Residential Real Estate Exposure Continues to Weigh on US Banks
Performance of the US banking industry will continue to be weighed down by elevated losses from residential real estate exposure, according to Fitch Ratings. Fitch estimates that the top 20 banks could incur aggregate losses in excess of $80 billion on home equity and one to four family portfolios over the next [...]
Performance of the US banking industry will continue to be weighed down by elevated losses from residential real estate exposure, according to Fitch Ratings.
Fitch estimates that the top 20 banks could incur aggregate losses in excess of $80 billion on home equity and one to four family portfolios over the next three years.

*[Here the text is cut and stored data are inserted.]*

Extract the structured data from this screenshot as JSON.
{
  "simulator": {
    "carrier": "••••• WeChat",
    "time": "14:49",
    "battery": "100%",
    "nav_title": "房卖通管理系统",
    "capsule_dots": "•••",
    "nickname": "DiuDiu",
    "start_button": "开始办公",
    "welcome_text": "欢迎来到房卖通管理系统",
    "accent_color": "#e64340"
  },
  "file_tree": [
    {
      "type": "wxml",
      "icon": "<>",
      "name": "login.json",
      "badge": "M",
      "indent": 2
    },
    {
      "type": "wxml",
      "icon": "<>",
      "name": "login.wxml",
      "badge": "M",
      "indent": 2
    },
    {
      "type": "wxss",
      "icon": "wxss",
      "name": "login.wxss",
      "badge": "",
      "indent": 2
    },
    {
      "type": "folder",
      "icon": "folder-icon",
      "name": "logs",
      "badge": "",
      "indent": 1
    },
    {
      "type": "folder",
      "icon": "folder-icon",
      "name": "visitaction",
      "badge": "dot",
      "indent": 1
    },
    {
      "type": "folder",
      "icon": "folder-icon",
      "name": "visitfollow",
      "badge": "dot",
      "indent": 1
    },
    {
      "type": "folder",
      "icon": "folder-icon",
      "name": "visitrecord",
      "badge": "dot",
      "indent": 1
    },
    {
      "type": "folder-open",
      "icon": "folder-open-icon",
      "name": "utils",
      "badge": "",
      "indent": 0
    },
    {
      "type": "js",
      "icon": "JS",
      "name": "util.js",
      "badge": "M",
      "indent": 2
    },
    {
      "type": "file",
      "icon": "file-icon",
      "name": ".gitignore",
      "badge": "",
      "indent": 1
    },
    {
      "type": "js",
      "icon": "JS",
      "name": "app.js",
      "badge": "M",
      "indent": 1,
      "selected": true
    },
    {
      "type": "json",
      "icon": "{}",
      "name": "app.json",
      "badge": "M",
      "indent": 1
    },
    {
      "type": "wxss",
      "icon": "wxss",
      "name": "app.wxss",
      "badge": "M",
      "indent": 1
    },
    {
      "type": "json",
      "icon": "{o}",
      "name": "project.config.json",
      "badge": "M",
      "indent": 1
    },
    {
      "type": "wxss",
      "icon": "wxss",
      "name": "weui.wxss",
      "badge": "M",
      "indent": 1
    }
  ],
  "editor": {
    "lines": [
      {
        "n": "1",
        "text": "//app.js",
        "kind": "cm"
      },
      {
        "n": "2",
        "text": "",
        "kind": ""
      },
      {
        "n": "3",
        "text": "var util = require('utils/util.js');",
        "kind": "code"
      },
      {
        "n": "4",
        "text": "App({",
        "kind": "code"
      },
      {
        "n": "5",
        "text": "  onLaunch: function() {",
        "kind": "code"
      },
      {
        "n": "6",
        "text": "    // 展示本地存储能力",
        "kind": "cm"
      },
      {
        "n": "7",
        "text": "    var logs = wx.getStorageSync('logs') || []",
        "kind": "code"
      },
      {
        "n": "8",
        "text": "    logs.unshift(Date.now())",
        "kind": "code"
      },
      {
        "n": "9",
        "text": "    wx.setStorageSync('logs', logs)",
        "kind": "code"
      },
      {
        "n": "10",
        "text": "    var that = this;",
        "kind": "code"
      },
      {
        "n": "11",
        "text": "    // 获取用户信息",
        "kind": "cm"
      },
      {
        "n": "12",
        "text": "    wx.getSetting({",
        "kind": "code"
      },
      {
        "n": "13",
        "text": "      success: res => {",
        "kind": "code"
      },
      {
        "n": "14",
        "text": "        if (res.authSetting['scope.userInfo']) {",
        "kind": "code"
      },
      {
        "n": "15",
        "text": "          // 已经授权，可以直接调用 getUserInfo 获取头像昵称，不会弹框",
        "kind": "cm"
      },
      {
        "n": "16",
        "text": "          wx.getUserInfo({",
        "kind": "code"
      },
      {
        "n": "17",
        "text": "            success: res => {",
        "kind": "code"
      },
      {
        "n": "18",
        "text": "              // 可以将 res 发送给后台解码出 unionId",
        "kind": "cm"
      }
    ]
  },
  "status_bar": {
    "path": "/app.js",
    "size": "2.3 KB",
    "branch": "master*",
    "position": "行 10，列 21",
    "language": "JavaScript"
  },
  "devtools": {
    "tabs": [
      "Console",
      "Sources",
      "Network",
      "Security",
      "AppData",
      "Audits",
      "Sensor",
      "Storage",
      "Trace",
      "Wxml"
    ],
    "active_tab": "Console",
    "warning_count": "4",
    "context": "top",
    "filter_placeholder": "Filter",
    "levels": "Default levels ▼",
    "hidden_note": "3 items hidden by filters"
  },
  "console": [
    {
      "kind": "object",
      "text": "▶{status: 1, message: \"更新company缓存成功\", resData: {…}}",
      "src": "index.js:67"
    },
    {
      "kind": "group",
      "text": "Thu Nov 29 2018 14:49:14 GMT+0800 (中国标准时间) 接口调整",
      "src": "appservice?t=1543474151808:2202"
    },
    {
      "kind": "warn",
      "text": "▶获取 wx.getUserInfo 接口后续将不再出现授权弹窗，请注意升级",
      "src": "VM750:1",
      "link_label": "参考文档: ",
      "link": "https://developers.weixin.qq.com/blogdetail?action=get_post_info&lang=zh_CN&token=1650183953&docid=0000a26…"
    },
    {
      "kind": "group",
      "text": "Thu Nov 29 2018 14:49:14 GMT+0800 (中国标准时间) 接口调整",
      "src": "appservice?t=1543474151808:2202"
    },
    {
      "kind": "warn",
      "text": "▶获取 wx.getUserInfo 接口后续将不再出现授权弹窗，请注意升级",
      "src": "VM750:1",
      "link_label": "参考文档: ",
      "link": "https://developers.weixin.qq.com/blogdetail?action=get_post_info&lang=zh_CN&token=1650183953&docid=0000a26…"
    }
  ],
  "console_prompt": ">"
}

This estimate represents a loss rate of 5.1% on aggregate loans of $1.6 trillion, compared to a cumulative historical loss rate of 8.4% since 2008.
While Fitch expects further deterioration in residential loan portfolios, current ratings already reflect the assumption that losses will remain above historical levels for several years. Each bank’s ratings have a cushion above the base case losses outlined in today’s report. However, if losses in a bank’s home equity and/or one to four family portfolios start to approach Fitch’s stress scenario, its ratings would likely come under negative pressure.
US banks’ exposure to home equity loans is one of Fitch’s top concerns. Most of these loans are on bank balance sheets and are concentrated at the largest institutions. As a majority of them are subordinated, performance remains very much leveraged to further home price declines and potential principal reduction initiatives. Therefore, Fitch believes there is still a reasonable probability that losses in these portfolios could be material.
Large institutions with national portfolios generally tend to have worse credit measures than their regional peers. Fitch partially attributes this to acquired portfolios and looser underwriting standards in some cases. Often, the larger banks have more capital, reserves and earnings capacity to absorb higher losses.
According to Fitch’s Sustainable Home Price model, national home prices in the US may decline by approximately 8%-10%, in real terms, over the next several years. Mortgage delinquency rates have improved modestly from their peak in 2010 but remain elevated. Fitch expects delinquency measures to remain stagnant, as a reduction in new delinquencies has been tempered by a slowdown in foreclosure timelines and continued pressure on home prices.